President Donald Trump is set to travel to the southern border Thursday as he continues to make his case for building a barrier along the southern border amid an ongoing partial government shutdown triggered by the president's demand for a border wall.
The White House has said the president's trip is designed to allow him to meet with those individuals who are "on the front lines" of what they have called a "national security and humanitarian crisis."
The White House has provided few details about Thursday's trip, citing security considerations.
The White House has struggled to make the case that there is, in fact, a crisis at the border, with the number of illegal apprehensions trending downward over the last two decades. But the administration points to an uptick of illegal border crossing apprehensions in recent months as evidence.
Trump's visit comes after negotiations between the president and Senate Democrats broke down in a contentious, 14-minute meeting that ended with the president walking out of the room after Speaker Nancy Pelosi said she would not agree to fund the president's wall if he agreed to reopen the government.

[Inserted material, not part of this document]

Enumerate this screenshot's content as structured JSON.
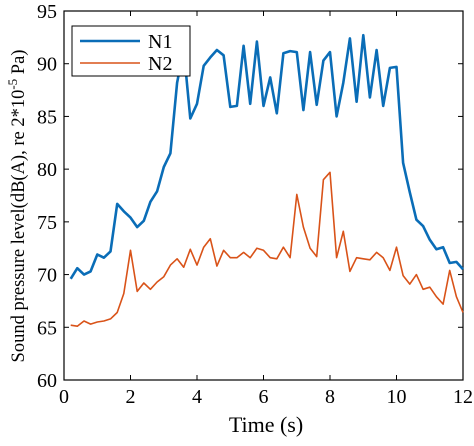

The president said he continues to weigh the possibility of declaring a national emergency as a way to circumvent Congress and have the military construct the border wall, but Trump has yet to make a final decision on whether to follow through with that.
The question of whether the president has the legal authority to build a wall through a national emergency declaration remains an open question and is under review by White House lawyers. Should the president go forward with the move, it would almost certainly be challenged in court.